Is the Internet a Mad, Hallucinating Deity?

David Clemens

In “The Library of Babel,” Jorge Luis Borges imagines a gargantuan Library in which are shelved books that together exhaust all possible combinations of letters.  Obviously, “[f]or every rational line or forthright statement there are leagues of senseless cacophony, verbal nonsense, and incoherency.”  One book simply repeats the letters “MCV” over and over and over while another is gibberish except for the line “O Time thy pyramids.” But since the books exhaust all possible verbal representations, on some shelf in the “unimaginably vast” Library sits your own correct biography, including your death.  Unfortunately, the “perhaps infinite” Library also contains a nearly infinite number of slightly or grossly corrupt biographies, and you could never know the difference even should you be so fantastically lucky to find one, a probability that “can be calculated to be zero.” Blogging this past year, I’ve come to feel like one of Borges’ los hombres de la Biblioteca.  When I post something on a site that allows them, I receive comments, but often on some other composition, no longer what I had written but slightly or grossly false having been filtered through the hermeneutic apparatus of the commenter.  As I read them, like Prufrock, I sigh,

That is not what I meant at all.

That is not it, at all.

A word or phrase is plucked from my essay and with it a commenter embroiders a fabulous if irrelevant tapestry.  Or a commenter assumes I have implied something veiled that he alone can perceive.  Or a commenter misreads (overlooking “a single letter” sends some readers into a parallel universe).  Once there, the commenter soapboxes, snarks, pontificates, rants, or vogues, using the post as an occasion for remixing my words into something uncannily familiar but unquestionably or bizarrely different.  It was Karl Popper who said ". . . it is impossible to speak in such a way that you cannot be misunderstood . . . .”
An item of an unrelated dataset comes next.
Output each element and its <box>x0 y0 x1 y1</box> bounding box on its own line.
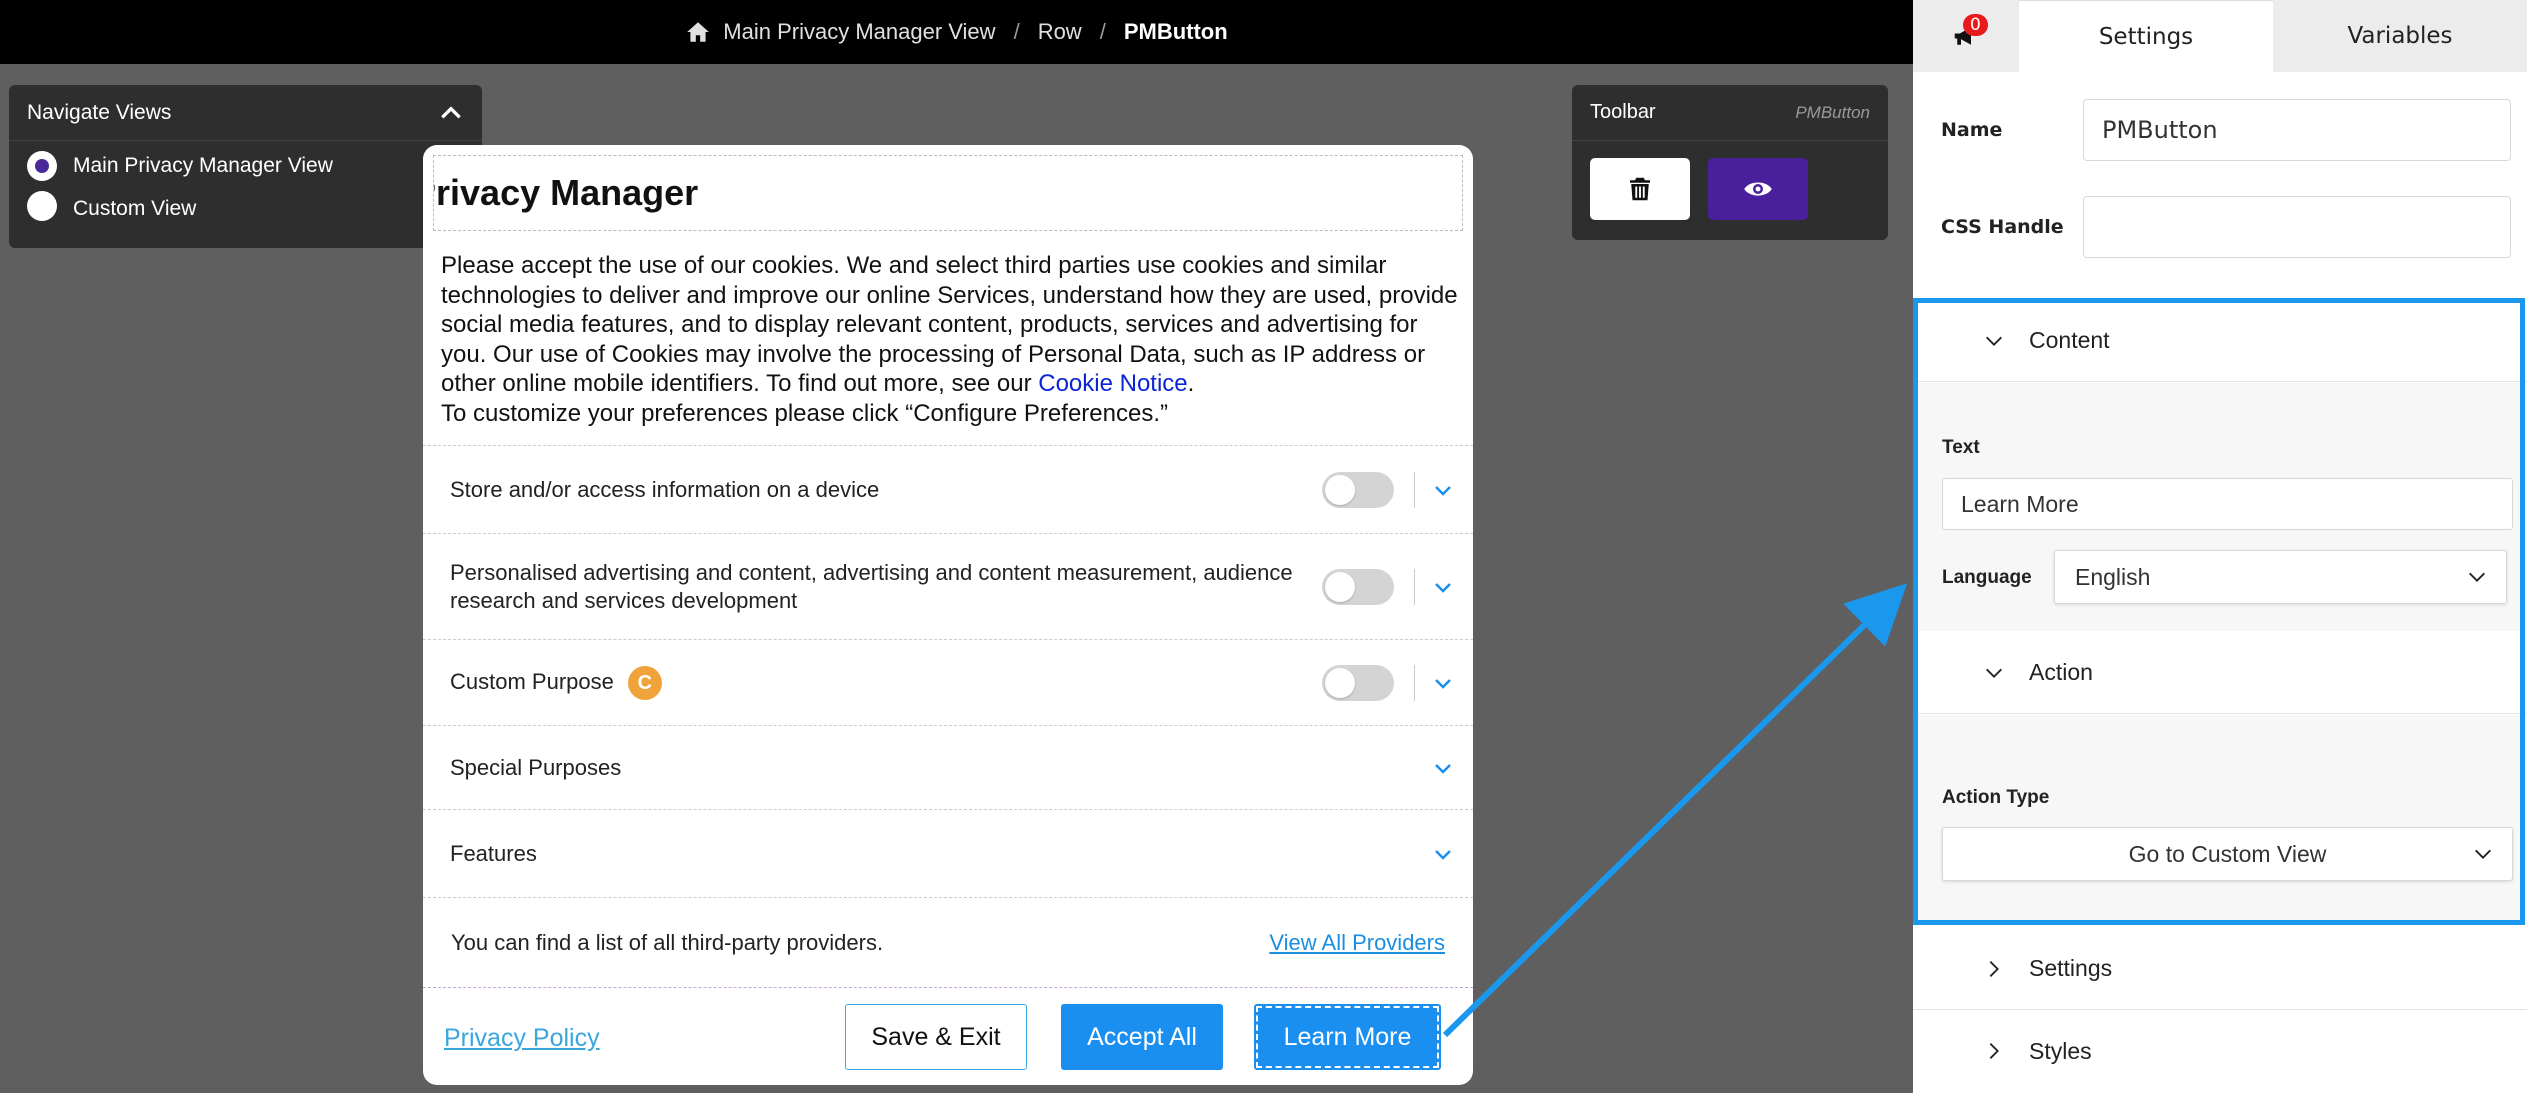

When RCA’s mascot dog Nipper heard “his master’s voice” from the trumpet of an Edison-Bell gramophone, he cocked his head in a bemused “huh?”  And I hear you, my misreaders, though I sometimes tilt my head like Nipper and wonder, “How did you get that?” and “Where did I say that?” and “What are you talking about?”  As Borges’ narrating hombre asks, “You who read me—are you certain you understand my language?”  Blog commenters never doubt that they understand the blogger’s language (even better than the blogger).  Blog posts and comment threads seem to me like volumes added to what will become a Library of Babel. The signal-to-noise ratio changes constantly and noise is winning.  Today, the Internet frequently seems best at producing and disseminating misinformation (which becomes permanent and searchable). Borges’ notes that “infidels” believe the Library of Babel (like entropy or the Internet) may really be a monstrous temple of dreck since its endless collections "affirm all things, deny all things, and confound and confuse all things, like some mad, hallucinating deity.”